Budaya B-T-D (Baca-Tulis-Diskusi) Bukti Sikap Kritis Mahasiswa Terhadap Keberagaman Islam di Nusantara


Alhamdulillah naskah esai ini meraih juara I Lomba Esai Nasional BEM JIAI UNJ pada tanggal 23 Oktober 2014. Selamat membaca. :)

 

My plakat




Indonesia, sebuah negeri dengan berbagai julukan. Negeri kepulauan, negeri cincin api, negara agraris dan berbagai julukan lainnya yang membuatnya dikenal di mata dunia. Dibandingkan dengan negara wilayah timur lainnya, Indonesia merupakan negara dengan mayoritas warga beragama Islam. Agama Islam tumbuh pesat sejak berabad-abad silam.
Berbicara mengenai Islam, tak luput dari sejarah perkembangannya. Berawal dari kedatangan para pedagang ke wilayah nusantara khususnya pulau Jawa pada abad ke-3 masehi.

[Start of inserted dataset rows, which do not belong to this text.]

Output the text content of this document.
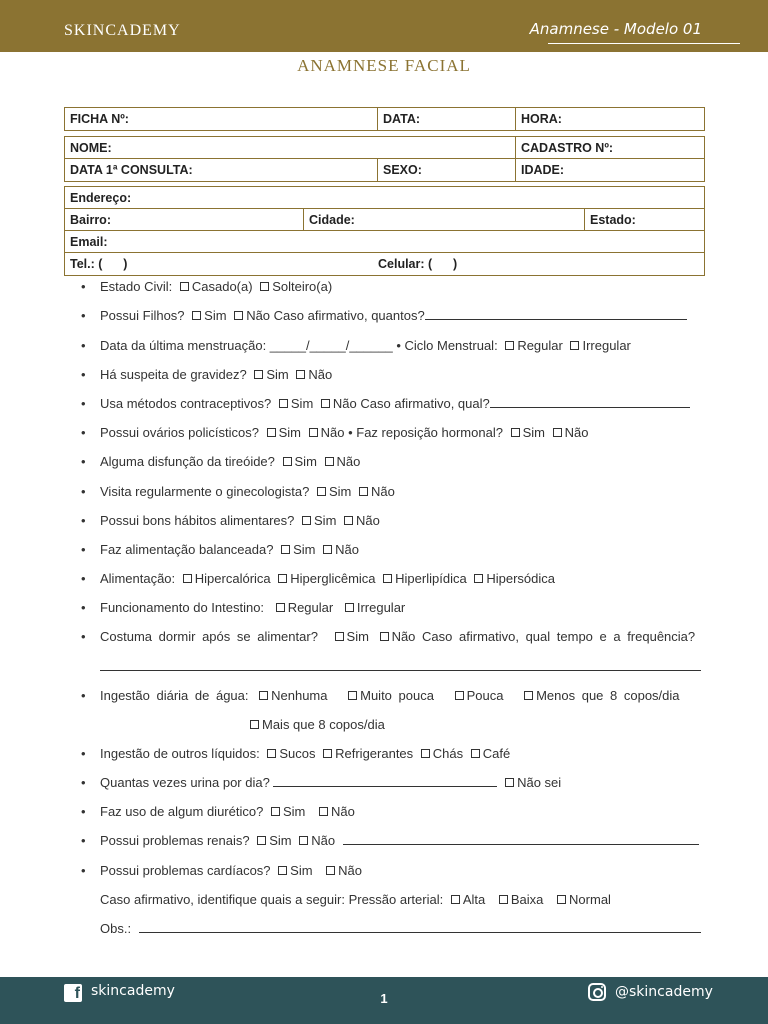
SKINCADEMY	Anamnese - Modelo 01
ANAMNESE FACIAL
FICHA Nº:	DATA:	HORA:
NOME:	CADASTRO Nº:
DATA 1ª CONSULTA:	SEXO:	IDADE:
Endereço:
Bairro:	Cidade:	Estado:
Email:
Tel.: (      )	Celular: (      )
• Estado Civil: Casado(a) Solteiro(a)
• Possui Filhos? Sim Não Caso afirmativo, quantos?
• Data da última menstruação: _____/_____/______ • Ciclo Menstrual: Regular Irregular
• Há suspeita de gravidez? Sim Não
• Usa métodos contraceptivos? Sim Não Caso afirmativo, qual?
• Possui ovários policísticos? Sim Não • Faz reposição hormonal? Sim Não
• Alguma disfunção da tireóide? Sim Não
• Visita regularmente o ginecologista? Sim Não
• Possui bons hábitos alimentares? Sim Não
• Faz alimentação balanceada? Sim Não
• Alimentação: Hipercalórica Hiperglicêmica Hiperlipídica Hipersódica
• Funcionamento do Intestino: Regular Irregular
• Costuma dormir após se alimentar? Sim Não Caso afirmativo, qual tempo e a frequência?
• Ingestão diária de água: Nenhuma	Muito pouca	Pouca	Menos que 8 copos/dia
Mais que 8 copos/dia
• Ingestão de outros líquidos: Sucos Refrigerantes Chás Café
• Quantas vezes urina por dia?	Não sei
• Faz uso de algum diurético? Sim Não
• Possui problemas renais? Sim Não
• Possui problemas cardíacos? Sim Não
Caso afirmativo, identifique quais a seguir: Pressão arterial: Alta Baixa Normal
Obs.:
f skincademy	1	@skincademy
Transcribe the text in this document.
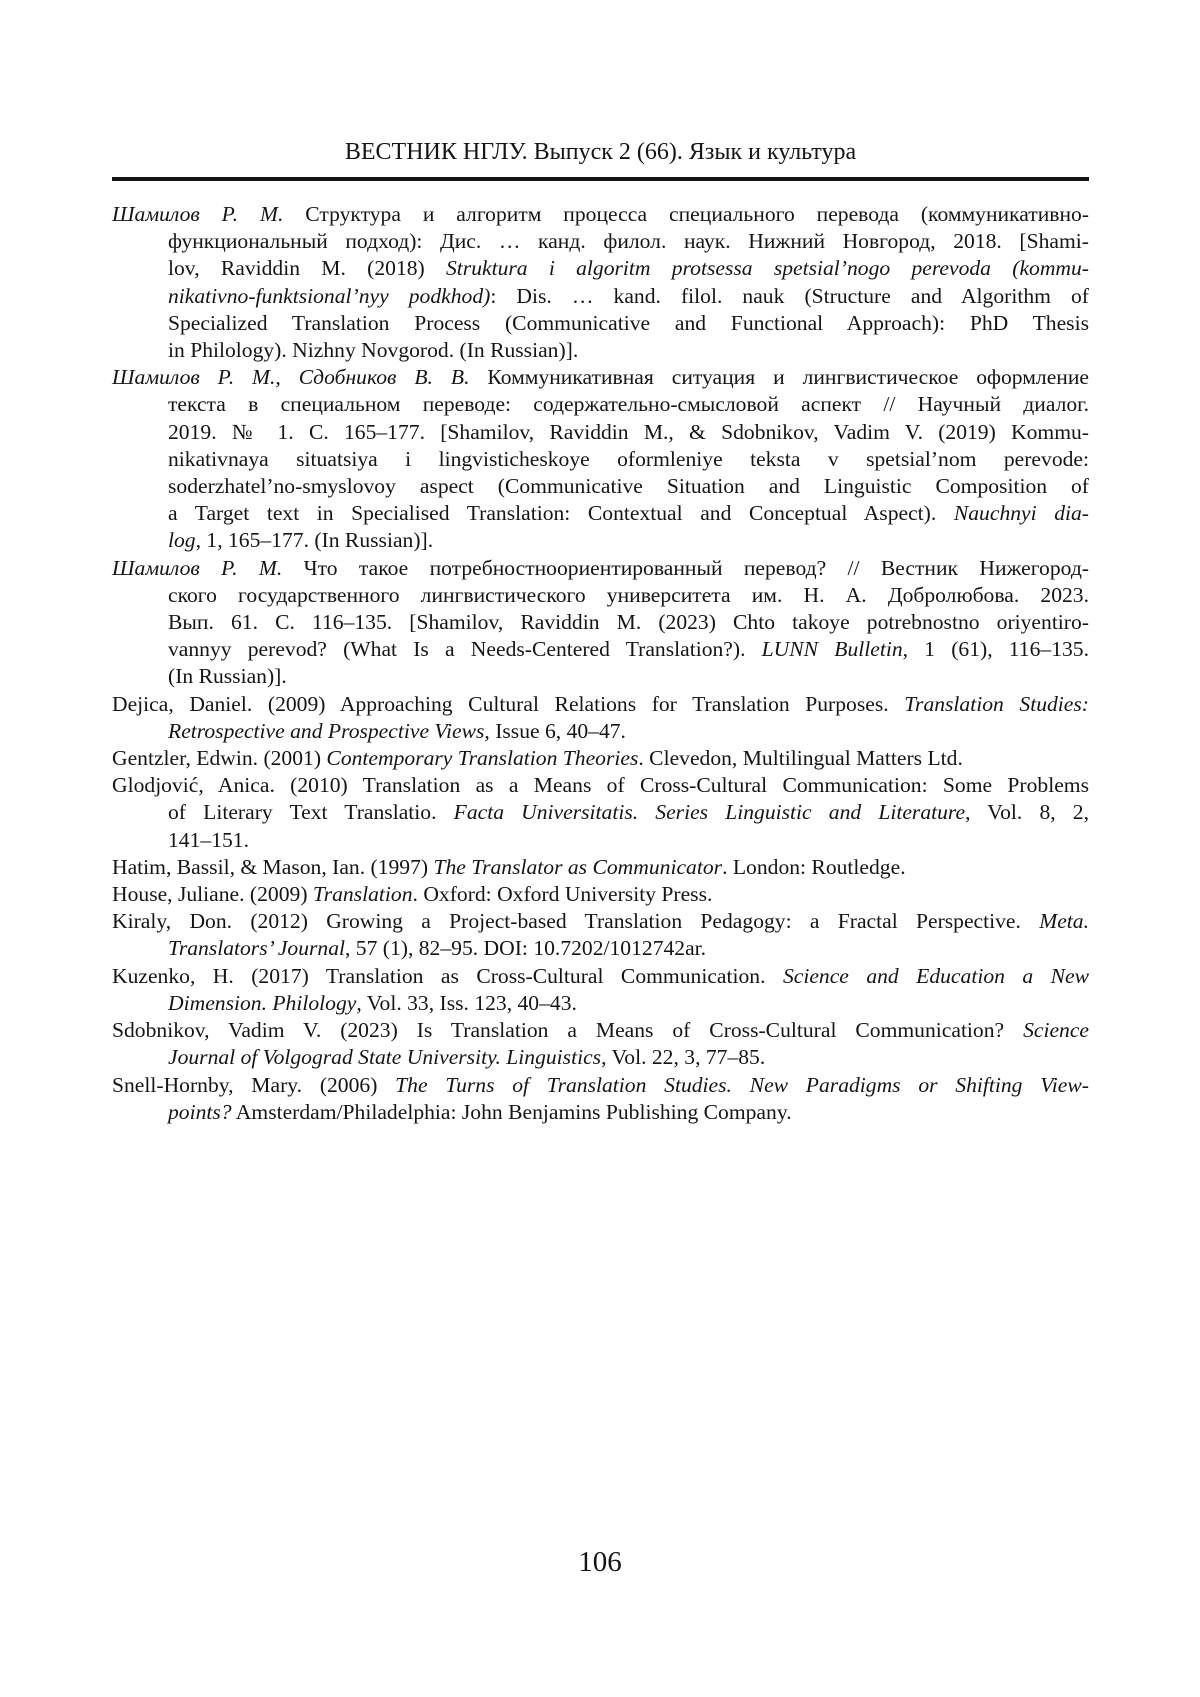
ВЕСТНИК НГЛУ. Выпуск 2 (66). Язык и культура
Шамилов Р. М. Структура и алгоритм процесса специального перевода (коммуникативно-
функциональный подход): Дис. … канд. филол. наук. Нижний Новгород, 2018. [Shami-
lov, Raviddin M. (2018) Struktura i algoritm protsessa spetsial’nogo perevoda (kommu-
nikativno-funktsional’nyy podkhod): Dis. … kand. filol. nauk (Structure and Algorithm of
Specialized Translation Process (Communicative and Functional Approach): PhD Thesis
in Philology). Nizhny Novgorod. (In Russian)].
Шамилов Р. М., Сдобников В. В. Коммуникативная ситуация и лингвистическое оформление
текста в специальном переводе: содержательно-смысловой аспект // Научный диалог.
2019. № 1. С. 165–177. [Shamilov, Raviddin M., & Sdobnikov, Vadim V. (2019) Kommu-
nikativnaya situatsiya i lingvisticheskoye oformleniye teksta v spetsial’nom perevode:
soderzhatel’no-smyslovoy aspect (Communicative Situation and Linguistic Composition of
a Target text in Specialised Translation: Contextual and Conceptual Aspect). Nauchnyi dia-
log, 1, 165–177. (In Russian)].
Шамилов Р. М. Что такое потребностноориентированный перевод? // Вестник Нижегород-
ского государственного лингвистического университета им. Н. А. Добролюбова. 2023.
Вып. 61. С. 116–135. [Shamilov, Raviddin M. (2023) Chto takoye potrebnostno oriyentiro-
vannyy perevod? (What Is a Needs-Centered Translation?). LUNN Bulletin, 1 (61), 116–135.
(In Russian)].
Dejica, Daniel. (2009) Approaching Cultural Relations for Translation Purposes. Translation Studies:
Retrospective and Prospective Views, Issue 6, 40–47.
Gentzler, Edwin. (2001) Contemporary Translation Theories. Clevedon, Multilingual Matters Ltd.
Glodjović, Anica. (2010) Translation as a Means of Cross-Cultural Communication: Some Problems
of Literary Text Translatio. Facta Universitatis. Series Linguistic and Literature, Vol. 8, 2,
141–151.
Hatim, Bassil, & Mason, Ian. (1997) The Translator as Communicator. London: Routledge.
House, Juliane. (2009) Translation. Oxford: Oxford University Press.
Kiraly, Don. (2012) Growing a Project-based Translation Pedagogy: a Fractal Perspective. Meta.
Translators’ Journal, 57 (1), 82–95. DOI: 10.7202/1012742ar.
Kuzenko, H. (2017) Translation as Cross-Cultural Communication. Science and Education a New
Dimension. Philology, Vol. 33, Iss. 123, 40–43.
Sdobnikov, Vadim V. (2023) Is Translation a Means of Cross-Cultural Communication? Science
Journal of Volgograd State University. Linguistics, Vol. 22, 3, 77–85.
Snell-Hornby, Mary. (2006) The Turns of Translation Studies. New Paradigms or Shifting View-
points? Amsterdam/Philadelphia: John Benjamins Publishing Company.
106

Kemudian pada abad ke-13 masehi, muncullah Wali Songo, sembilan orang ulama terkemuka yang menyiarkan agama islam semakin dalam. Tidak hanya melalui jalur perdagangan namun juga pernikahan, seni budaya dan tasawwuf.
Dewasa ini mulai muncul kembali isu mengenai keberagaman islam di nusantara. Isu tersebut menyebutkan berbagai ‘jenis’ islam yang ada. Bahkan tidak sedikit yang menganggap ‘jenis’ tersebut menyesatkan akibat dalil dan kegiatan yang dilakukannya sangat buruk. Hal ini tentu merusak citra agama islam di dunia. Padahal Islam adalah agama rahmatan lil alaamiin yang juga dibawa oleh Rasulullah S.A.W sebagai rahmat bagi semesta alam. Lantas bagaimana islam menanggapi perbedaan tersebut?
“Hai manusia, sesungguhnya Kami menciptakan kamu dari seorang laki-laki dan seorang perempuan dan menjadikan kamu berbangsa-bangsa dan bersuku-suku supaya kamu saling kenal-mengenal. Sesungguhnya orang yang paling mulia di antara kamu di sisi Allah adalah orang yang paling bertakwa di antara kamu. Sesungguhnya Allah Maha Mengetahui lagi Maha Mengenal” (QS al-Hujarat [49]:13).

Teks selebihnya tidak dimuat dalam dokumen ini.